The output of this similarity search has the following 
important columns which helps us to select songs :
- Similarity : (1 - Most similar and 0 as most dissimilar)
- Most Similar Song Index - 0,1,2
- Most Similar Track Title
- Like Level : Like level from the original playlist data

This is the configuration I used in my similarity search node to find the 3 most similar songs to every individual song in my playlist.

As you can see I include the columns highlighted in green to compute by cosine distances to my input songs and find the closest 3 neighbors.

I also filter using range i.e. adding a threshold for similarity coefficient to filter out any values lower than 0.70.

My output results in 3 similar songs if they meet the threshold requirement between 0.70 and 1.0.

This is the workflow image of the similarity search with an output for the each like level.
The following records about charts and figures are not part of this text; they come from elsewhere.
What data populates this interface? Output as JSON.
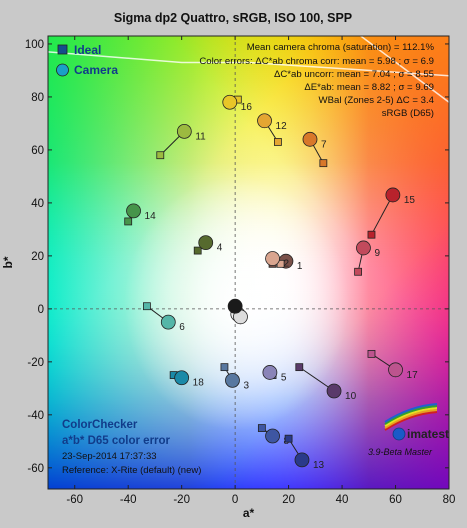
{
  "chart_data": {
    "type": "scatter",
    "title": "Sigma dp2 Quattro, sRGB, ISO 100, SPP",
    "xlabel": "a*",
    "ylabel": "b*",
    "xlim": [
      -70,
      80
    ],
    "ylim": [
      -68,
      103
    ],
    "xticks": [
      -60,
      -40,
      -20,
      0,
      20,
      40,
      60,
      80
    ],
    "yticks": [
      -60,
      -40,
      -20,
      0,
      20,
      40,
      60,
      80,
      100
    ],
    "grid": false,
    "legend": {
      "placement": "top-left",
      "entries": [
        {
          "name": "Ideal",
          "marker": "square",
          "color": "#14508c"
        },
        {
          "name": "Camera",
          "marker": "circle",
          "color": "#1aa0c8"
        }
      ]
    },
    "info_lines": [
      "Mean camera chroma (saturation) = 112.1%",
      "Color errors: ΔC*ab chroma corr:  mean = 5.98 ;  σ = 6.9",
      "ΔC*ab uncorr:  mean = 7.04 ;  σ = 8.55",
      "ΔE*ab:  mean = 8.82 ;  σ = 9.69",
      "WBal (Zones 2-5) ΔC = 3.4",
      "sRGB (D65)"
    ],
    "bottom_left": {
      "line1": "ColorChecker",
      "line2": "a*b* D65 color error",
      "line3": "23-Sep-2014 17:37:33",
      "line4": "Reference: X-Rite (default) (new)"
    },
    "logo": {
      "name": "imatest",
      "subtitle": "3.9-Beta  Master"
    },
    "patches": [
      {
        "n": "1",
        "ideal": [
          14,
          17
        ],
        "camera": [
          19,
          18
        ],
        "color": "#7a5048"
      },
      {
        "n": "2",
        "ideal": [
          17,
          17
        ],
        "camera": [
          14,
          19
        ],
        "color": "#d9a58f"
      },
      {
        "n": "3",
        "ideal": [
          -4,
          -22
        ],
        "camera": [
          -1,
          -27
        ],
        "color": "#5878a0"
      },
      {
        "n": "4",
        "ideal": [
          -14,
          22
        ],
        "camera": [
          -11,
          25
        ],
        "color": "#566a2e"
      },
      {
        "n": "5",
        "ideal": [
          14,
          -25
        ],
        "camera": [
          13,
          -24
        ],
        "color": "#8a84b8"
      },
      {
        "n": "6",
        "ideal": [
          -33,
          1
        ],
        "camera": [
          -25,
          -5
        ],
        "color": "#55b6a8"
      },
      {
        "n": "7",
        "ideal": [
          33,
          55
        ],
        "camera": [
          28,
          64
        ],
        "color": "#d8782a"
      },
      {
        "n": "8",
        "ideal": [
          10,
          -45
        ],
        "camera": [
          14,
          -48
        ],
        "color": "#3e56a2"
      },
      {
        "n": "9",
        "ideal": [
          46,
          14
        ],
        "camera": [
          48,
          23
        ],
        "color": "#c24a5c"
      },
      {
        "n": "10",
        "ideal": [
          24,
          -22
        ],
        "camera": [
          37,
          -31
        ],
        "color": "#5a3a6a"
      },
      {
        "n": "11",
        "ideal": [
          -28,
          58
        ],
        "camera": [
          -19,
          67
        ],
        "color": "#9cba40"
      },
      {
        "n": "12",
        "ideal": [
          16,
          63
        ],
        "camera": [
          11,
          71
        ],
        "color": "#e4a632"
      },
      {
        "n": "13",
        "ideal": [
          20,
          -49
        ],
        "camera": [
          25,
          -57
        ],
        "color": "#2a3a8a"
      },
      {
        "n": "14",
        "ideal": [
          -40,
          33
        ],
        "camera": [
          -38,
          37
        ],
        "color": "#46944a"
      },
      {
        "n": "15",
        "ideal": [
          51,
          28
        ],
        "camera": [
          59,
          43
        ],
        "color": "#b8222c"
      },
      {
        "n": "16",
        "ideal": [
          1,
          79
        ],
        "camera": [
          -2,
          78
        ],
        "color": "#e8c628"
      },
      {
        "n": "17",
        "ideal": [
          51,
          -17
        ],
        "camera": [
          60,
          -23
        ],
        "color": "#bc548e"
      },
      {
        "n": "18",
        "ideal": [
          -23,
          -25
        ],
        "camera": [
          -20,
          -26
        ],
        "color": "#1a8aa8"
      },
      {
        "n": "n1",
        "ideal": [
          0,
          0
        ],
        "camera": [
          1,
          -2
        ],
        "color": "#f2f2f2"
      },
      {
        "n": "n2",
        "ideal": [
          0,
          0
        ],
        "camera": [
          2,
          -3
        ],
        "color": "#dcdcdc"
      },
      {
        "n": "n3",
        "ideal": [
          0,
          0
        ],
        "camera": [
          0,
          1
        ],
        "color": "#1a1a1a"
      }
    ]
  }
}
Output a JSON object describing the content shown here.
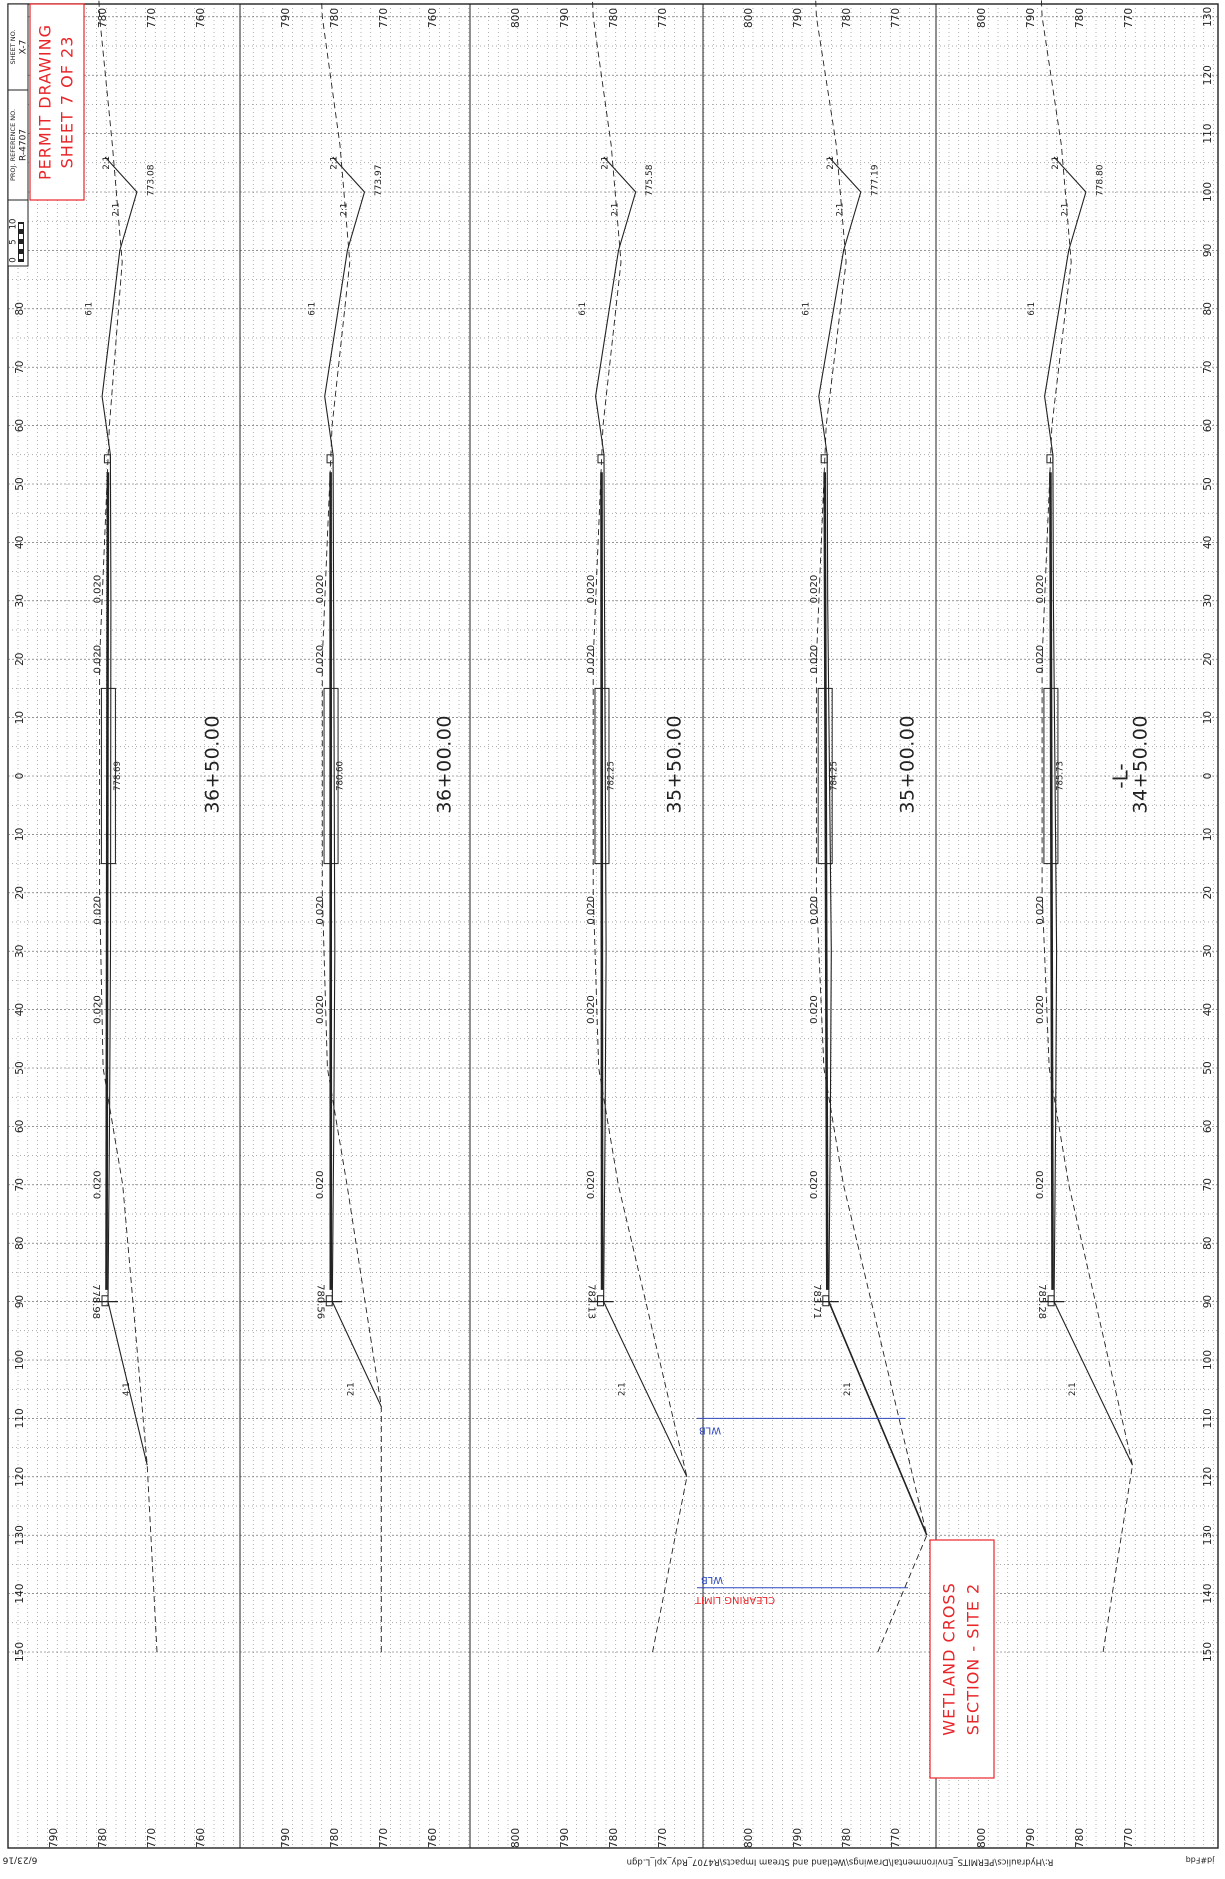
{
  "title_block": {
    "scale_ticks": [
      "0",
      "5",
      "10"
    ],
    "proj_ref_label": "PROJ. REFERENCE NO.",
    "proj_ref_value": "R-4707",
    "sheet_no_label": "SHEET NO.",
    "sheet_no_value": "X-7",
    "permit_line1": "PERMIT DRAWING",
    "permit_line2": "SHEET 7 OF 23"
  },
  "site_label": {
    "line1": "WETLAND CROSS",
    "line2": "SECTION - SITE 2"
  },
  "offset_ticks": [
    "150",
    "140",
    "130",
    "120",
    "110",
    "100",
    "90",
    "80",
    "70",
    "60",
    "50",
    "40",
    "30",
    "20",
    "10",
    "0",
    "10",
    "20",
    "30",
    "40",
    "50",
    "60",
    "70",
    "80",
    "90",
    "100",
    "110",
    "120",
    "130",
    "140",
    "150"
  ],
  "sections": [
    {
      "station": "36+50.00",
      "elev_ticks": [
        "790",
        "780",
        "770",
        "760"
      ],
      "left_elev": "778.69",
      "ditch_elev": "773.08",
      "right_elev": "778.98",
      "slopes": [
        "0.020",
        "0.020",
        "0.020",
        "0.020",
        "0.020"
      ],
      "slope_ratios": [
        "6:1",
        "2:1",
        "2:1",
        "4:1"
      ]
    },
    {
      "station": "36+00.00",
      "elev_ticks": [
        "790",
        "780",
        "770",
        "760"
      ],
      "left_elev": "780.60",
      "ditch_elev": "773.97",
      "right_elev": "780.56",
      "slopes": [
        "0.020",
        "0.020",
        "0.020",
        "0.020",
        "0.020"
      ],
      "slope_ratios": [
        "6:1",
        "2:1",
        "2:1",
        "2:1"
      ]
    },
    {
      "station": "35+50.00",
      "elev_ticks": [
        "800",
        "790",
        "780",
        "770"
      ],
      "left_elev": "782.25",
      "ditch_elev": "775.58",
      "right_elev": "782.13",
      "slopes": [
        "0.020",
        "0.020",
        "0.020",
        "0.020",
        "0.020"
      ],
      "slope_ratios": [
        "6:1",
        "2:1",
        "2:1",
        "2:1"
      ]
    },
    {
      "station": "35+00.00",
      "elev_ticks": [
        "800",
        "790",
        "780",
        "770"
      ],
      "left_elev": "784.25",
      "ditch_elev": "777.19",
      "right_elev": "783.71",
      "slopes": [
        "0.020",
        "0.020",
        "0.020",
        "0.020",
        "0.020"
      ],
      "slope_ratios": [
        "6:1",
        "2:1",
        "2:1",
        "2:1"
      ]
    },
    {
      "station": "34+50.00",
      "elev_ticks": [
        "800",
        "790",
        "780",
        "770"
      ],
      "left_elev": "785.73",
      "ditch_elev": "778.80",
      "right_elev": "785.28",
      "slopes": [
        "0.020",
        "0.020",
        "0.020",
        "0.020",
        "0.020"
      ],
      "slope_ratios": [
        "6:1",
        "2:1",
        "2:1",
        "2:1"
      ]
    }
  ],
  "annotations": {
    "wlb_1": "WLB",
    "wlb_2": "WLB",
    "clearing_limit": "CLEARING LIMIT",
    "centerline_label": "-L-"
  },
  "footer": {
    "date": "6/23/16",
    "file_path": "R:\\Hydraulics\\PERMITS_Environmental\\Drawings\\Wetland and Stream Impacts\\R4707_Rdy_xpl_L.dgn",
    "user": "jd#Fdq"
  },
  "colors": {
    "ink": "#222222",
    "grid": "#555555",
    "red": "#e8262a",
    "blue": "#2f48c0"
  }
}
Here is a sample output for Super Like category:

For every song on in my playlist I now have at least 3 similar songs which I quickly listen and add to my playlist.

Important Links

All Data Set, KNIME Workflow

Conclusion

This model is a starting point, as there is more opportunity to grow the complexity here, but it’s my humble effort to create and amalgamate my two biggest interests in life. This shows us the power of using data effectively and intelligently to optimize even the simplest of task like creating a playlist.

--

--